Ethiopia is a country of multiple nations and nationalities and trying to divide it along ethnic lines has been a source of violence and contention that can only result in disasters. Societies are not made on calculations and if every individual has their rights respected and their aspirations fulfilled why shouldn’t they live in harmony with other humans regardless of their origin or identity? Today we see a continuous intermingling of peoples of various origins not only in Ethiopia but also across the world and the often cited easy reference is the USA or Canada where a variety of nationalities of various origins live together independently and freely compromising in their beliefs and customs but not being a source of hostilities. This is not to say that these societies are perfect and do not have social and political problems. There are no societies free of problems but it is the way they settle their problems that makes them advanced and civilized nations.

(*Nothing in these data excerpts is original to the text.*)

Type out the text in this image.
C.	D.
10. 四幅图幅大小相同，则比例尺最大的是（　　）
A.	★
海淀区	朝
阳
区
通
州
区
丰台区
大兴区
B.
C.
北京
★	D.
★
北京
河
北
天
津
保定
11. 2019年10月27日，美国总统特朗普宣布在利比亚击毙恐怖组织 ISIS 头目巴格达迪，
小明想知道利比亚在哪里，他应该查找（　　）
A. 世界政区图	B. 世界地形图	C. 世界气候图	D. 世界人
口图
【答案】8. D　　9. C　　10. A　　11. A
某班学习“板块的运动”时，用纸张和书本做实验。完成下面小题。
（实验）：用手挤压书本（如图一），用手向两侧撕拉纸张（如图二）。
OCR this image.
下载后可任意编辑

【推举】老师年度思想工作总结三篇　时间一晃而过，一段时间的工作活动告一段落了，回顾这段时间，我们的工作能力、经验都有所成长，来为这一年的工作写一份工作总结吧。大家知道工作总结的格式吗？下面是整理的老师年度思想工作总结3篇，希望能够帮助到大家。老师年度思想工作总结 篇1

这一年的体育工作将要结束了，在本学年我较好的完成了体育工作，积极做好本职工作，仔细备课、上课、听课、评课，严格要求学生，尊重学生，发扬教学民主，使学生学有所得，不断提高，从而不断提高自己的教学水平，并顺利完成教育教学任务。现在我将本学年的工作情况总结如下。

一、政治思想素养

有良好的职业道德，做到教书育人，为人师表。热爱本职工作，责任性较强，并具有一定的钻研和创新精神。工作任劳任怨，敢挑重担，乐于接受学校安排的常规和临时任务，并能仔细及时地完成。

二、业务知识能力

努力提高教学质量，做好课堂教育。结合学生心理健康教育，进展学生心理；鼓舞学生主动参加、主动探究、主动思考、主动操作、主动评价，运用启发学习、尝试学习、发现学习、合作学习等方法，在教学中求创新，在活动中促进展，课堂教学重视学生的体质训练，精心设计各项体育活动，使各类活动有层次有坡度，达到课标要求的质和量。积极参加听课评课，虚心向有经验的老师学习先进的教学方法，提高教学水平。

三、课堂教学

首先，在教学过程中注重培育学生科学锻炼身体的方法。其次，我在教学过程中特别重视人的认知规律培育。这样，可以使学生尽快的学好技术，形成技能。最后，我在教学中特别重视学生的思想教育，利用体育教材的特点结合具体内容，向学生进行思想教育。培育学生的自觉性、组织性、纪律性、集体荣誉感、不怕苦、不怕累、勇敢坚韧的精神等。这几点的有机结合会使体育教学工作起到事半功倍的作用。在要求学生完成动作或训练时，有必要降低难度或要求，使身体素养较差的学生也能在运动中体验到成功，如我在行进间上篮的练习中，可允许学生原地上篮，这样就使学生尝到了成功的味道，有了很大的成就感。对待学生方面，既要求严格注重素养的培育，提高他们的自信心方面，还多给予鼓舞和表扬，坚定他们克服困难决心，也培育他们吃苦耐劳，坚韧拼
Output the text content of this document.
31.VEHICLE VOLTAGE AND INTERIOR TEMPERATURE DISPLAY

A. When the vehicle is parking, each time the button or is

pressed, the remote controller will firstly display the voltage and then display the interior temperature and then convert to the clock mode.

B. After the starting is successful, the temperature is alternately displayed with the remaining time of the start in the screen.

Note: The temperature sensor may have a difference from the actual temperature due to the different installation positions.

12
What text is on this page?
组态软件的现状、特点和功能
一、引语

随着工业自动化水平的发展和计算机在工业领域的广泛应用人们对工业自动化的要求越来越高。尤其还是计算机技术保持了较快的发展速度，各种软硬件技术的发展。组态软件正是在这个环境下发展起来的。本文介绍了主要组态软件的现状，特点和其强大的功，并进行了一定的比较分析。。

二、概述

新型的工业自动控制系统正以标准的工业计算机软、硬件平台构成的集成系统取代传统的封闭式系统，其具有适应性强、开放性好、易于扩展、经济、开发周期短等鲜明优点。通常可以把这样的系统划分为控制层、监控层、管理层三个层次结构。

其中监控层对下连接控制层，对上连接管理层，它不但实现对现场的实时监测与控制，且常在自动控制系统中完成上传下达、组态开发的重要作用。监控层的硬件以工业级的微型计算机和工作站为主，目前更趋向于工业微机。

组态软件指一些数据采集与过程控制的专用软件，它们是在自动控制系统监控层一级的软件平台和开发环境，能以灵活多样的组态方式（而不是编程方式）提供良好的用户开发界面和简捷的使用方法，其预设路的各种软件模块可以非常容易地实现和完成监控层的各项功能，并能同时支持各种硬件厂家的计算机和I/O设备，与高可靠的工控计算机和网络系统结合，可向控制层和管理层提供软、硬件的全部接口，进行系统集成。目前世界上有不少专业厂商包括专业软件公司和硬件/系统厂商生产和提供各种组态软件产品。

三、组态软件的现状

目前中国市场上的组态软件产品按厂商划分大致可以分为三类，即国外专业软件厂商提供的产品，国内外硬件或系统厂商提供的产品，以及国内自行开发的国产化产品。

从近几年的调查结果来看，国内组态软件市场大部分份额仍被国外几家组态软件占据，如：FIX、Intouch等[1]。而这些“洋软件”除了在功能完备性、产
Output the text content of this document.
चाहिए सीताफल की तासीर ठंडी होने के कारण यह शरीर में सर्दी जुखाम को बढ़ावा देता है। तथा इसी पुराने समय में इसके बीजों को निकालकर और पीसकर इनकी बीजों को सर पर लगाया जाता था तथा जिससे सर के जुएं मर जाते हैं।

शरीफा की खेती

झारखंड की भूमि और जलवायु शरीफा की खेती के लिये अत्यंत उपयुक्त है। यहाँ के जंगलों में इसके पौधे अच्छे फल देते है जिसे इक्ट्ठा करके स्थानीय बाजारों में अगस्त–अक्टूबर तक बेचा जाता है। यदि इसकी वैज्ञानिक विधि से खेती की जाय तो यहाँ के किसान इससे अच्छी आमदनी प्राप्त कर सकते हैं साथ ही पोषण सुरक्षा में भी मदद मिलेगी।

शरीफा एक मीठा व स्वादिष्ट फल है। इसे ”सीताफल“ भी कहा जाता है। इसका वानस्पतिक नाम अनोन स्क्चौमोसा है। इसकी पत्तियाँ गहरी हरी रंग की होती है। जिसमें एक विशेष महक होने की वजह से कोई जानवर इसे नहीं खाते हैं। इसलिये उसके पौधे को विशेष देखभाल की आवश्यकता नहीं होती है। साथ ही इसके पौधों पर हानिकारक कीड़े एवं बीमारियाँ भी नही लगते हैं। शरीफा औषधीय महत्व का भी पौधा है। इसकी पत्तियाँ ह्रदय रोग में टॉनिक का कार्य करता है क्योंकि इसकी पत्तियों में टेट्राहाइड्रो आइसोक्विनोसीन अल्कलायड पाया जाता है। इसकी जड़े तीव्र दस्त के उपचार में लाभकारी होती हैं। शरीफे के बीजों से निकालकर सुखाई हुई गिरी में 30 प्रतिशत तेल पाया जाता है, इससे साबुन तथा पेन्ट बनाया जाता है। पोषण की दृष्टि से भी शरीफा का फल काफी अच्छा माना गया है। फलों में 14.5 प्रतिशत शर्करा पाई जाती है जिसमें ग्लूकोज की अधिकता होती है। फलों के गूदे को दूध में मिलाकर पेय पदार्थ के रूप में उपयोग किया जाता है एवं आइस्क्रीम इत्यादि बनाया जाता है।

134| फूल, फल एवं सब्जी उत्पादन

They all have constitutions by which they are governed and they respect those laws equally. They know that they have issues on the way those countries have been formed but they continue to discuss them freely and openly and try to reach a consensus that can be of satisfaction to all.

They were societies that were based on inequalities and there have been identities that have been abused and neglected, not allowed to take part in the political discourse, and they have passed along many complicated paths that finally seem to reach a certain stage whereby inequalities cannot be tolerated anymore and every individual should be attributed with the same rights that others like him have and no one is deliberately and systematically left behind to suffer the bad effects of the political order, if any.

Ethiopia is a country that is still evolving under a new system. It has now been almost thirty years since the formation of the federal system. The constitution has been in vigor for the last three decades and it has largely been a work in progress in terms of its strict application. There are parties that are opposed to its very promulgation alleging that they were not consulted during its formation and that their interests have been ignored. However, there is also the understanding that the constitution being the work of humans no one claim that it is perfect and hence cannot be discussed.

The recently established National Dialogue Commission can have this issue discussed in a free and candid manner because it is the right place where individuals, groups and organizations can propose their ideas and have them debated and considered for eventual change. The Commission has welcome every group in the country to come forward with their ideas and make it a subject of discussion in a serious and positive manner so that things are made clear to all and the future of the country is not darkened by interminable contentions that continue to haunt it. Ethiopians must come to terms with their past and agree on a new blueprint based on equality, unity and sovereignty of the nation and not be made exposed to the joys of its adversaries and enemies that do not want its growth and prosperity. Ethiopians must rise up to the challenges that the modern world presents and the country has the potential to succeed if we settle our basic differences that continue to be bones of contention. A multiethnic, multicultural and multi-religious Ethiopia is possible to exist and thrive without having to disintegrate as some of its enemies would like to. Ethiopians have a glorious history of unity in times of crisis and this could be one of them.